The Syrian war plunged to abyss, because the rebels have been getting an inexhaustible supply of arms, and ammunition. With the result that the world has another spectre to deal with, the Islamic State (IS). It has destroyed Syria, Iraq, and now it’s ready to descend Afghanistan into more chaos.

Another basic that needs revisiting is reminding the US about its initial objective, to leave Afghanistan as soon as the Al-Qaeda was hauled up to justice and the Taliban government was replaced. Fifteen years down the road, with terrorism multiplied in geometric proportions, the US is nowhere close to retreat. Can we find out if the US wants to leave Afghanistan or desires to stay in the cockpit? It should not be an issue sitting with the Taliban, if the US still wants to leave Afghanistan. Of what use is the legitimacy of a government, if it cannot enforce law and order. In any case, there are not many takers of the legitimacy of the Afghan government in the international world, leave alone in Afghanistan, because of the US presence. The Tashkent conference echoed Afghan-led and Afghan-owned solution to the Afghan war. Fair enough, but the question arises, when the US is spending $ 45 billion on the war in Afghanistan only in 2018, more than twice Afghanistan’s estimated GDP of $ 19.5 billion, who owns the handle on the war. In what sense, can the decisions about the war be Afghan-led and Afghan-owned. There is so much suspicion about the US intention in Afghanistan that every effort of the US is seen building up behind some sort of smokescreen to manage its position in South Asia. Will Russia let the US manage things as it wants? Especially when Russia has asserted its position as another world leader in the matrix of this complex political and economic warfare raging from Syria to Afghanistan.

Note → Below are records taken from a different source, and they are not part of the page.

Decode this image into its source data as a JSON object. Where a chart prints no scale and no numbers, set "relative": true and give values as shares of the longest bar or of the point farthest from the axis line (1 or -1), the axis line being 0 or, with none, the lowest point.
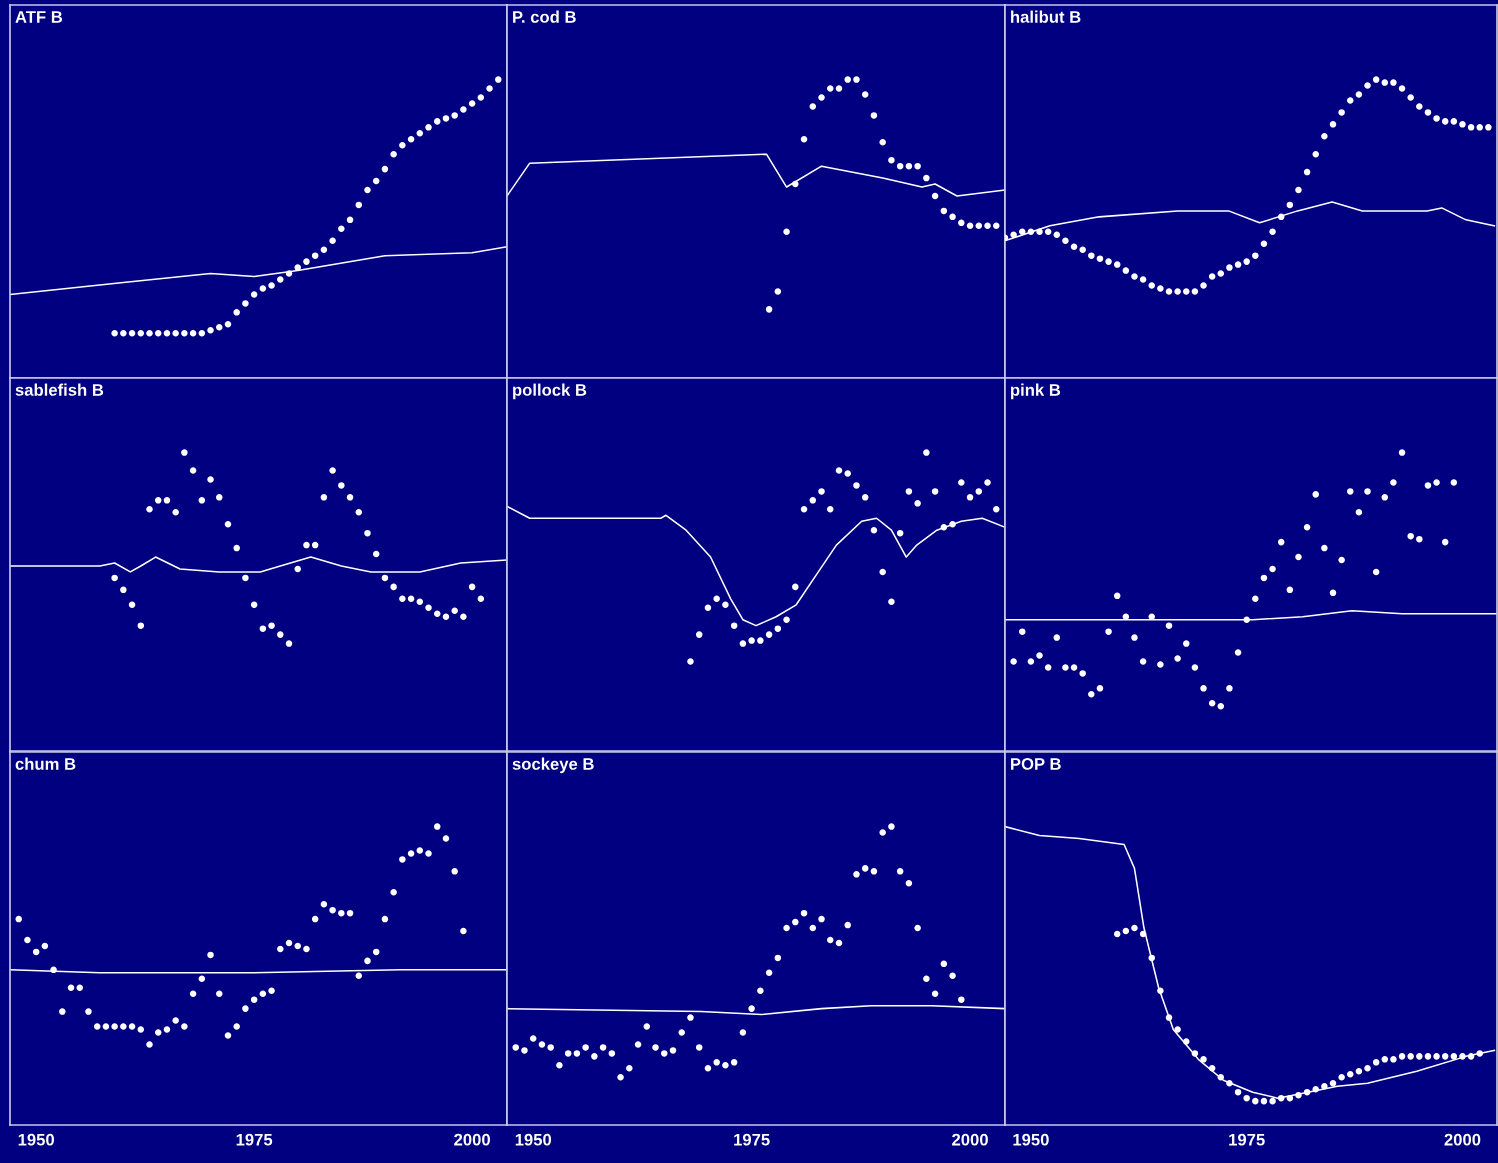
{
  "chart_data": [
    {
      "type": "line",
      "title": "ATF B",
      "relative": true,
      "xlim": [
        1947,
        2004
      ],
      "xticks": [
        1950,
        1975,
        2000
      ],
      "tick_labels": false,
      "series": [
        {
          "type": "scatter",
          "marker": "circle",
          "color": "#ffffff",
          "x": [
            1959,
            1960,
            1961,
            1962,
            1963,
            1964,
            1965,
            1966,
            1967,
            1968,
            1969,
            1970,
            1971,
            1972,
            1973,
            1974,
            1975,
            1976,
            1977,
            1978,
            1979,
            1980,
            1981,
            1982,
            1983,
            1984,
            1985,
            1986,
            1987,
            1988,
            1989,
            1990,
            1991,
            1992,
            1993,
            1994,
            1995,
            1996,
            1997,
            1998,
            1999,
            2000,
            2001,
            2002,
            2003
          ],
          "values": [
            0.15,
            0.15,
            0.15,
            0.15,
            0.15,
            0.15,
            0.15,
            0.15,
            0.15,
            0.15,
            0.15,
            0.16,
            0.17,
            0.18,
            0.22,
            0.25,
            0.28,
            0.3,
            0.31,
            0.33,
            0.35,
            0.37,
            0.39,
            0.41,
            0.43,
            0.46,
            0.5,
            0.53,
            0.58,
            0.63,
            0.66,
            0.7,
            0.75,
            0.78,
            0.8,
            0.82,
            0.84,
            0.86,
            0.87,
            0.88,
            0.9,
            0.92,
            0.94,
            0.97,
            1.0
          ]
        },
        {
          "color": "#ffffff",
          "x": [
            1947,
            1960,
            1970,
            1975,
            1980,
            1990,
            2000,
            2004
          ],
          "values": [
            0.28,
            0.32,
            0.35,
            0.34,
            0.36,
            0.41,
            0.42,
            0.44
          ]
        }
      ]
    },
    {
      "type": "line",
      "title": "P. cod B",
      "relative": true,
      "xlim": [
        1947,
        2004
      ],
      "xticks": [
        1950,
        1975,
        2000
      ],
      "tick_labels": false,
      "series": [
        {
          "type": "scatter",
          "marker": "circle",
          "color": "#ffffff",
          "x": [
            1977,
            1978,
            1979,
            1980,
            1981,
            1982,
            1983,
            1984,
            1985,
            1986,
            1987,
            1988,
            1989,
            1990,
            1991,
            1992,
            1993,
            1994,
            1995,
            1996,
            1997,
            1998,
            1999,
            2000,
            2001,
            2002,
            2003
          ],
          "values": [
            0.23,
            0.29,
            0.49,
            0.65,
            0.8,
            0.91,
            0.94,
            0.97,
            0.97,
            1.0,
            1.0,
            0.95,
            0.88,
            0.79,
            0.73,
            0.71,
            0.71,
            0.71,
            0.67,
            0.61,
            0.56,
            0.54,
            0.52,
            0.51,
            0.51,
            0.51,
            0.51
          ]
        },
        {
          "color": "#ffffff",
          "x": [
            1947,
            1949.6,
            1976.7,
            1979,
            1983,
            1990,
            1994.5,
            1996,
            1998.5,
            2004
          ],
          "values": [
            0.61,
            0.72,
            0.75,
            0.64,
            0.71,
            0.67,
            0.64,
            0.65,
            0.61,
            0.63
          ]
        }
      ]
    },
    {
      "type": "line",
      "title": "halibut B",
      "relative": true,
      "xlim": [
        1947,
        2004
      ],
      "xticks": [
        1950,
        1975,
        2000
      ],
      "tick_labels": false,
      "series": [
        {
          "type": "scatter",
          "marker": "circle",
          "color": "#ffffff",
          "x": [
            1947,
            1948,
            1949,
            1950,
            1951,
            1952,
            1953,
            1954,
            1955,
            1956,
            1957,
            1958,
            1959,
            1960,
            1961,
            1962,
            1963,
            1964,
            1965,
            1966,
            1967,
            1968,
            1969,
            1970,
            1971,
            1972,
            1973,
            1974,
            1975,
            1976,
            1977,
            1978,
            1979,
            1980,
            1981,
            1982,
            1983,
            1984,
            1985,
            1986,
            1987,
            1988,
            1989,
            1990,
            1991,
            1992,
            1993,
            1994,
            1995,
            1996,
            1997,
            1998,
            1999,
            2000,
            2001,
            2002,
            2003
          ],
          "values": [
            0.47,
            0.48,
            0.49,
            0.49,
            0.49,
            0.49,
            0.48,
            0.46,
            0.44,
            0.43,
            0.41,
            0.4,
            0.39,
            0.38,
            0.36,
            0.34,
            0.33,
            0.31,
            0.3,
            0.29,
            0.29,
            0.29,
            0.29,
            0.31,
            0.34,
            0.35,
            0.37,
            0.38,
            0.39,
            0.41,
            0.45,
            0.49,
            0.54,
            0.58,
            0.63,
            0.69,
            0.75,
            0.81,
            0.85,
            0.89,
            0.93,
            0.95,
            0.98,
            1.0,
            0.99,
            0.99,
            0.97,
            0.94,
            0.91,
            0.89,
            0.87,
            0.86,
            0.86,
            0.85,
            0.84,
            0.84,
            0.84
          ]
        },
        {
          "color": "#ffffff",
          "x": [
            1947,
            1952.2,
            1957.9,
            1967,
            1972.9,
            1976.5,
            1980.9,
            1984.9,
            1988.4,
            1995.9,
            1997.6,
            2000.4,
            2003.7
          ],
          "values": [
            0.46,
            0.51,
            0.54,
            0.56,
            0.56,
            0.52,
            0.56,
            0.59,
            0.56,
            0.56,
            0.57,
            0.53,
            0.51
          ]
        }
      ]
    },
    {
      "type": "line",
      "title": "sablefish B",
      "relative": true,
      "xlim": [
        1947,
        2004
      ],
      "xticks": [
        1950,
        1975,
        2000
      ],
      "tick_labels": false,
      "series": [
        {
          "type": "scatter",
          "marker": "circle",
          "color": "#ffffff",
          "x": [
            1959,
            1960,
            1961,
            1962,
            1963,
            1964,
            1965,
            1966,
            1967,
            1968,
            1969,
            1970,
            1971,
            1972,
            1973,
            1974,
            1975,
            1976,
            1977,
            1978,
            1979,
            1980,
            1981,
            1982,
            1983,
            1984,
            1985,
            1986,
            1987,
            1988,
            1989,
            1990,
            1991,
            1992,
            1993,
            1994,
            1995,
            1996,
            1997,
            1998,
            1999,
            2000,
            2001
          ],
          "values": [
            0.58,
            0.54,
            0.49,
            0.42,
            0.81,
            0.84,
            0.84,
            0.8,
            1.0,
            0.94,
            0.84,
            0.91,
            0.85,
            0.76,
            0.68,
            0.58,
            0.49,
            0.41,
            0.42,
            0.39,
            0.36,
            0.61,
            0.69,
            0.69,
            0.85,
            0.94,
            0.89,
            0.85,
            0.8,
            0.73,
            0.66,
            0.58,
            0.55,
            0.51,
            0.51,
            0.5,
            0.48,
            0.46,
            0.45,
            0.47,
            0.45,
            0.55,
            0.51
          ]
        },
        {
          "color": "#ffffff",
          "x": [
            1947,
            1957.3,
            1959,
            1960.8,
            1962,
            1963.7,
            1966.5,
            1971,
            1975.7,
            1978,
            1981.5,
            1985,
            1988.4,
            1994,
            1998.7,
            2004
          ],
          "values": [
            0.62,
            0.62,
            0.63,
            0.6,
            0.62,
            0.65,
            0.61,
            0.6,
            0.6,
            0.62,
            0.65,
            0.62,
            0.6,
            0.6,
            0.63,
            0.64
          ]
        }
      ]
    },
    {
      "type": "line",
      "title": "pollock B",
      "relative": true,
      "xlim": [
        1947,
        2004
      ],
      "xticks": [
        1950,
        1975,
        2000
      ],
      "tick_labels": false,
      "series": [
        {
          "type": "scatter",
          "marker": "circle",
          "color": "#ffffff",
          "x": [
            1968,
            1969,
            1970,
            1971,
            1972,
            1973,
            1974,
            1975,
            1976,
            1977,
            1978,
            1979,
            1980,
            1981,
            1982,
            1983,
            1984,
            1985,
            1986,
            1987,
            1988,
            1989,
            1990,
            1991,
            1992,
            1993,
            1994,
            1995,
            1996,
            1997,
            1998,
            1999,
            2000,
            2001,
            2002,
            2003
          ],
          "values": [
            0.3,
            0.39,
            0.48,
            0.51,
            0.49,
            0.42,
            0.36,
            0.37,
            0.37,
            0.39,
            0.41,
            0.44,
            0.55,
            0.81,
            0.84,
            0.87,
            0.81,
            0.94,
            0.93,
            0.89,
            0.85,
            0.74,
            0.6,
            0.5,
            0.73,
            0.87,
            0.83,
            1.0,
            0.87,
            0.75,
            0.76,
            0.9,
            0.85,
            0.87,
            0.9,
            0.81
          ]
        },
        {
          "color": "#ffffff",
          "x": [
            1947,
            1949.6,
            1964.6,
            1965.2,
            1967.5,
            1970.3,
            1972.6,
            1974,
            1975.5,
            1977.8,
            1980.1,
            1982.4,
            1984.7,
            1987.6,
            1989.3,
            1991,
            1992.7,
            1993.9,
            1996.2,
            1999,
            2001.4,
            2004
          ],
          "values": [
            0.82,
            0.78,
            0.78,
            0.79,
            0.74,
            0.65,
            0.51,
            0.44,
            0.42,
            0.45,
            0.49,
            0.59,
            0.69,
            0.77,
            0.78,
            0.74,
            0.65,
            0.69,
            0.74,
            0.77,
            0.78,
            0.75
          ]
        }
      ]
    },
    {
      "type": "line",
      "title": "pink B",
      "relative": true,
      "xlim": [
        1947,
        2004
      ],
      "xticks": [
        1950,
        1975,
        2000
      ],
      "tick_labels": false,
      "series": [
        {
          "type": "scatter",
          "marker": "circle",
          "color": "#ffffff",
          "x": [
            1948,
            1949,
            1950,
            1951,
            1952,
            1953,
            1954,
            1955,
            1956,
            1957,
            1958,
            1959,
            1960,
            1961,
            1962,
            1963,
            1964,
            1965,
            1966,
            1967,
            1968,
            1969,
            1970,
            1971,
            1972,
            1973,
            1974,
            1975,
            1976,
            1977,
            1978,
            1979,
            1980,
            1981,
            1982,
            1983,
            1984,
            1985,
            1986,
            1987,
            1988,
            1989,
            1990,
            1991,
            1992,
            1993,
            1994,
            1995,
            1996,
            1997,
            1998,
            1999
          ],
          "values": [
            0.3,
            0.4,
            0.3,
            0.32,
            0.28,
            0.38,
            0.28,
            0.28,
            0.26,
            0.19,
            0.21,
            0.4,
            0.52,
            0.45,
            0.38,
            0.3,
            0.45,
            0.29,
            0.42,
            0.31,
            0.36,
            0.28,
            0.21,
            0.16,
            0.15,
            0.21,
            0.33,
            0.44,
            0.51,
            0.58,
            0.61,
            0.7,
            0.54,
            0.65,
            0.75,
            0.86,
            0.68,
            0.53,
            0.64,
            0.87,
            0.8,
            0.87,
            0.6,
            0.85,
            0.9,
            1.0,
            0.72,
            0.71,
            0.89,
            0.9,
            0.7,
            0.9
          ]
        },
        {
          "color": "#ffffff",
          "x": [
            1947,
            1975.7,
            1981.5,
            1987.2,
            1993,
            2004
          ],
          "values": [
            0.44,
            0.44,
            0.45,
            0.47,
            0.46,
            0.46
          ]
        }
      ]
    },
    {
      "type": "line",
      "title": "chum B",
      "relative": true,
      "xlim": [
        1947,
        2004
      ],
      "xticks": [
        1950,
        1975,
        2000
      ],
      "tick_labels": "x",
      "series": [
        {
          "type": "scatter",
          "marker": "circle",
          "color": "#ffffff",
          "x": [
            1948,
            1949,
            1950,
            1951,
            1952,
            1953,
            1954,
            1955,
            1956,
            1957,
            1958,
            1959,
            1960,
            1961,
            1962,
            1963,
            1964,
            1965,
            1966,
            1967,
            1968,
            1969,
            1970,
            1971,
            1972,
            1973,
            1974,
            1975,
            1976,
            1977,
            1978,
            1979,
            1980,
            1981,
            1982,
            1983,
            1984,
            1985,
            1986,
            1987,
            1988,
            1989,
            1990,
            1991,
            1992,
            1993,
            1994,
            1995,
            1996,
            1997,
            1998,
            1999
          ],
          "values": [
            0.69,
            0.62,
            0.58,
            0.6,
            0.52,
            0.38,
            0.46,
            0.46,
            0.38,
            0.33,
            0.33,
            0.33,
            0.33,
            0.33,
            0.32,
            0.27,
            0.31,
            0.32,
            0.35,
            0.33,
            0.44,
            0.49,
            0.57,
            0.44,
            0.3,
            0.33,
            0.39,
            0.42,
            0.44,
            0.45,
            0.59,
            0.61,
            0.6,
            0.59,
            0.69,
            0.74,
            0.72,
            0.71,
            0.71,
            0.5,
            0.55,
            0.58,
            0.69,
            0.78,
            0.89,
            0.91,
            0.92,
            0.91,
            1.0,
            0.96,
            0.85,
            0.65
          ]
        },
        {
          "color": "#ffffff",
          "x": [
            1947,
            1957.3,
            1974.6,
            1991.8,
            2004
          ],
          "values": [
            0.52,
            0.51,
            0.51,
            0.52,
            0.52
          ]
        }
      ]
    },
    {
      "type": "line",
      "title": "sockeye B",
      "relative": true,
      "xlim": [
        1947,
        2004
      ],
      "xticks": [
        1950,
        1975,
        2000
      ],
      "tick_labels": "x",
      "series": [
        {
          "type": "scatter",
          "marker": "circle",
          "color": "#ffffff",
          "x": [
            1948,
            1949,
            1950,
            1951,
            1952,
            1953,
            1954,
            1955,
            1956,
            1957,
            1958,
            1959,
            1960,
            1961,
            1962,
            1963,
            1964,
            1965,
            1966,
            1967,
            1968,
            1969,
            1970,
            1971,
            1972,
            1973,
            1974,
            1975,
            1976,
            1977,
            1978,
            1979,
            1980,
            1981,
            1982,
            1983,
            1984,
            1985,
            1986,
            1987,
            1988,
            1989,
            1990,
            1991,
            1992,
            1993,
            1994,
            1995,
            1996,
            1997,
            1998,
            1999
          ],
          "values": [
            0.26,
            0.25,
            0.29,
            0.27,
            0.26,
            0.2,
            0.24,
            0.24,
            0.26,
            0.23,
            0.26,
            0.24,
            0.16,
            0.19,
            0.27,
            0.33,
            0.26,
            0.24,
            0.25,
            0.31,
            0.36,
            0.26,
            0.19,
            0.21,
            0.2,
            0.21,
            0.31,
            0.39,
            0.45,
            0.51,
            0.56,
            0.66,
            0.68,
            0.71,
            0.66,
            0.69,
            0.62,
            0.61,
            0.67,
            0.84,
            0.86,
            0.85,
            0.98,
            1.0,
            0.85,
            0.81,
            0.66,
            0.49,
            0.44,
            0.54,
            0.5,
            0.42
          ]
        },
        {
          "color": "#ffffff",
          "x": [
            1947,
            1969.2,
            1976.1,
            1983,
            1988.7,
            1995.6,
            2004
          ],
          "values": [
            0.39,
            0.38,
            0.37,
            0.39,
            0.4,
            0.4,
            0.39
          ]
        }
      ]
    },
    {
      "type": "line",
      "title": "POP B",
      "relative": true,
      "xlim": [
        1947,
        2004
      ],
      "xticks": [
        1950,
        1975,
        2000
      ],
      "tick_labels": "x",
      "series": [
        {
          "type": "scatter",
          "marker": "circle",
          "color": "#ffffff",
          "x": [
            1960,
            1961,
            1962,
            1963,
            1964,
            1965,
            1966,
            1967,
            1968,
            1969,
            1970,
            1971,
            1972,
            1973,
            1974,
            1975,
            1976,
            1977,
            1978,
            1979,
            1980,
            1981,
            1982,
            1983,
            1984,
            1985,
            1986,
            1987,
            1988,
            1989,
            1990,
            1991,
            1992,
            1993,
            1994,
            1995,
            1996,
            1997,
            1998,
            1999,
            2000,
            2001,
            2002
          ],
          "values": [
            0.64,
            0.65,
            0.66,
            0.64,
            0.56,
            0.45,
            0.36,
            0.32,
            0.28,
            0.24,
            0.22,
            0.19,
            0.16,
            0.14,
            0.11,
            0.09,
            0.08,
            0.08,
            0.08,
            0.09,
            0.09,
            0.1,
            0.11,
            0.12,
            0.13,
            0.14,
            0.16,
            0.17,
            0.18,
            0.19,
            0.21,
            0.22,
            0.22,
            0.23,
            0.23,
            0.23,
            0.23,
            0.23,
            0.23,
            0.23,
            0.23,
            0.23,
            0.24
          ]
        },
        {
          "color": "#ffffff",
          "x": [
            1947,
            1951,
            1955.6,
            1960.8,
            1962,
            1963.1,
            1964.8,
            1966.5,
            1969.4,
            1972.3,
            1975.7,
            1978.6,
            1982.1,
            1985.5,
            1989,
            1994.7,
            2000.4,
            2003.7
          ],
          "values": [
            1.0,
            0.97,
            0.96,
            0.94,
            0.86,
            0.66,
            0.46,
            0.32,
            0.22,
            0.15,
            0.11,
            0.09,
            0.11,
            0.13,
            0.14,
            0.18,
            0.23,
            0.25
          ]
        }
      ]
    }
  ]
}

Afghanistan, after Syria, may as well be the place where Russia would like to cut US to its size. The Russian chapter in the western political book could be rife with suspicion, but between the lines of the text the message is loud and clear; that, in the Asian peninsula, US is not the only contender of power. Russia is on the lead, and would not allow the US take hold of the Indian Ocean to undermine China’s Belt and Road initiative, and to bridle Russian interest. It is the Indian Ocean that would define the power to be in the world and consequently Afghanistan’s fate. Until this game of power is on, the Tashkent Declaration about Afghan peace process would just be another skeleton to be buried in the graveyard of proxies that Afghanistan has become.

 

The writer is a freelance journalist based in Lahore.